TIP 259: Making 'exec' Optionally Binary Safe

Login
Author:         Andreas Leitgeb <[email protected]>
State:          Draft
Type:           Project
Vote:           Pending
Created:        12-Dec-2005
Post-History:   
Tcl-Version:    9.1

Abstract

A new option shall be added to the command exec, that allows the user to specify that input redirected from immediate data (using <<) and/or the data received from the external command shall not undergo any translation within Tcl.

Motivation

External programs may expect binary data, or write out binary data, or neither or even both. Whether a program reads/writes binary data or platform-encoded data is generally specific to the particular program and known by the programmer who intends to exec it from a Tcl script.

For example, a hexdump-utility expectably reads binary data and outputs text.

Deficiencies of Current State of exec

Problem 1: For passing string-data to external programs, exec now behaves arguably incorrect, because it does not pass through \0-bytes.

Problem 2: For returning the result of external programs, exec applies translations based on system-default encoding, which is OK in most cases, except, of course, for programs that output binary data.

Problem 1 is actually a bug, but for compatibility reasons some internal function cannot be changed, because it is believed to be used by some extensions (although it is not officially exported), thus blocking the fixing of the bug. This TIP goes beyond that, by not having it fixed to some particular consistent behaviour, but to let the script-developer decide on what is the right behaviour for his needs.

Problem 2 prevents the output of binary-outputting programs from being correctly retrieved.

Proposal for a New Option

The exec command already has an interface for options, and currently supports one option -keepnewline and the end-of-options marker --. This means that adding a new option will not adversely affect any existing scripts.

This TIP proposes a new option, -binary arg. arg can be either a single boolean value:

if a boolean true then both input (if a << redirection is present) and return value are passed verbatim between Tcl and the external program.

if a boolean false (which is the default) then behaviour would be like it is now, except for input being \0-safe and system-translation taking place as appropriate (e.g. line-endings).

arg can also be one of the keywords in, out, both (which is equivalent to 1) or an empty string (equivalent to 0) for more readable code. The directions are to be seen from external programs perspective.

If arg is any true boolean value, both or out, then the option -keepnewline is implied.

If some usage of exec does not use << string-redirection, then the in-bit has no visible effect.

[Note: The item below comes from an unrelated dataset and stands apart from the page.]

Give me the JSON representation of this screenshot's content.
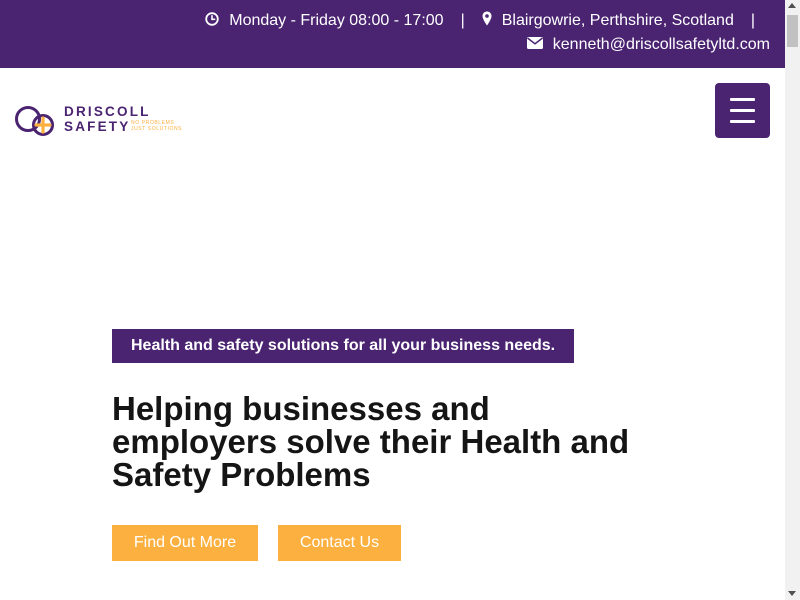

For now, no binary flag is defined for stderr. This might be subject of a future TIP or left out due to lack of need.

Alternatives

Benjamin Riefenstahl suggested to not make a binary (in the sense of yes/no) decision for each of input and output, but to directly specify the encodings to use (of which "binary" would also be a valid one).

This has some subtle disadvantage for usage.

As proposed, there is *one* option with one argument of effectively 4 different values. From each of these values it is evident, on which channels conversion takes place.

To specify arbitrary encodings independently for two channels, there would need to be a list of encodings. For consistency with other commands, the "stdin"-encoding would have to be first, though it is used rarelier than output-encoding. So most times one would have to pass -encoding {{} binary} (yuck!) to specify encoding for output only.

Unlike with general channels (as used for open |... or sockets) the data going through exec is always "limited": before actually calling exec it exists completely in memory as argument to exec, and afterwards output is returned as one single returnvalue. Each of these chunks can be handled as binary for exec, and explicitly converted through "encoding convertto" (for input) or encoding convertfrom (for output).

Encoding per system-default is achieved by not adding any -binary option to exec at all, which covers probably >95% of all usages, anyway. (the remaining 5% being the ones for whom this TIP has been written)

Implementation

No implementation exists right now, although it is possible that this will change in near future.

An implementation would have to change these functions: Those functions that are not modifyable due to them being used elsewhere, need to be replaced by an extended version, and the old function can be changed to call the new one with appropriate extra arguments, and eventually be phased out.

Tcl_ExecObjCmd: Handle the new option and set new bits for the flags argument of Tcl_OpenCommandChannel or add a new bitset argument.

Tcl_OpenCommandChannel: Deal with the new bits, or with new argument and pass them/it on.

TclCreatePipeline: needs new arguments flags (for solving bug #768678 along the way) and pass new arguments to a new variant of TclpCreateTempFile.

TclpCreateTempFile: both Unix and Win version currently get a dumb C-style char-pointer with no length-information. They need two extra arguments, a length and the appropriate binary-bit. Since TclpCreateTempFile is in the stubs-table, we definitely need a new Version of it, e.g. TclpCreateTempFileEx, which will take and use these new arguments.

Copyright

This document has been placed in the public domain.